The SRP summer internship, the first of two summer experiences for students in the Learning through Engineering Design and Practice program, was facilitated by SRP’s Community Outreach, SRP scientists and engineers, and staff from the Arizona Foundation for Resource Education.

“SRP is proud to be a part of this exemplary program, which gives students hands-on experience with math, science and technology,” said SRP Manager of Community Outreach, Karen Fisch. “The experiences they gained this summer will certainly last a lifetime.”

Larry McBiles, Executive Director, of the Arizona Foundation for Resource Education said, "This program encourages students to think critically as they apply their new learning to real-world challenges. We are excited to be a part of this highly engaging project."

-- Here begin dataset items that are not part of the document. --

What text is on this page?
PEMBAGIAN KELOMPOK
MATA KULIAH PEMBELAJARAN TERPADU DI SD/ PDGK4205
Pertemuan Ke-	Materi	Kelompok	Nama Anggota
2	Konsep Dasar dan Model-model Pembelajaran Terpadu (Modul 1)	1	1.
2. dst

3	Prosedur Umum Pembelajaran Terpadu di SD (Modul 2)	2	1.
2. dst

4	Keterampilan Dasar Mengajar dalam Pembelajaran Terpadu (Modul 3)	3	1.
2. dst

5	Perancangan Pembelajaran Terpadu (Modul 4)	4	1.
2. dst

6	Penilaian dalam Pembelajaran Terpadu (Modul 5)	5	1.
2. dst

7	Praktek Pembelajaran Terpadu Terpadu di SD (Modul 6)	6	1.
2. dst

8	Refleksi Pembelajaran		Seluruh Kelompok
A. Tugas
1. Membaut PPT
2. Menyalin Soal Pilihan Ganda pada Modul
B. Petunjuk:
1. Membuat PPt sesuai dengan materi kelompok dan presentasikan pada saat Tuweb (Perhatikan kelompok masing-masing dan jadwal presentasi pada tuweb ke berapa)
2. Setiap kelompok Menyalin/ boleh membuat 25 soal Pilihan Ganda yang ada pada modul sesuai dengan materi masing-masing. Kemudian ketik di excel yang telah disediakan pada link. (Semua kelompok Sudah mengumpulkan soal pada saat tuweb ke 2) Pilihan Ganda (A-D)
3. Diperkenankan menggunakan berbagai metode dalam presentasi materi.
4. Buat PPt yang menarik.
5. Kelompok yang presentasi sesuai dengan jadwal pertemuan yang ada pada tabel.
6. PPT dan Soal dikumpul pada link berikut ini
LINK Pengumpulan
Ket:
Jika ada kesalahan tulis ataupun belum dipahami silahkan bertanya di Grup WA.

Emamali, a petite and bright 7th grader, said she thrives on taking things apart and reconstructing them. Her early aptitude in the sciences may be more than a child’s normal curiosity to understand how things are made. “I’m thinking about becoming a mechanical engineer,” she said with self-assurance. “I am very creative in arts and crafts and building things.” Emamali said she enjoys the program because the teachers don’t just answer students’ questions. “They ask us, ‘What do you think will be most effective?’ and ‘Why?’” she said.

ASU Graduate Research Associate Johnny Thieken said students learn better from discovery rather than rote explanations. As both a doctoral student and as a high school math teacher, Thieken said he has noticed that girls outnumber boys in his high school pre-calculus classes, but the female population in math and science studies dwindles in college.

“I’m curious what happens from a junior in high school to a freshman in college,” he said. “We really need these activities to be less like school. Kids get bored.”

These students weren’t bored over the past year as they used Lego Mindstorms™ robotics kits to simulate desert tortoise behaviors; explored electrical circuits, built switches using found objects, and created a chain reaction using PICO Cricket™ Kits; studied the urban heat island phenomenon and tested out various materials as insulators in an attempt to maintain the inside temperature of a “room”; and discovered renewable energy sources, such as solar, hydroelectric and wind.

The program allows them to work with the ASU Global Institute of Sustainability to investigate how to mitigate the affects of urban heat islands and the ASU Mars Education Program to build a habitat for humans on Mars.

Researchers with ASU’s Learning through Engineering Design and Practice project are hoping to develop a curriculum from this project that will be implemented at the Boys and Girls Club of the East Valley and the Arizona Science Center.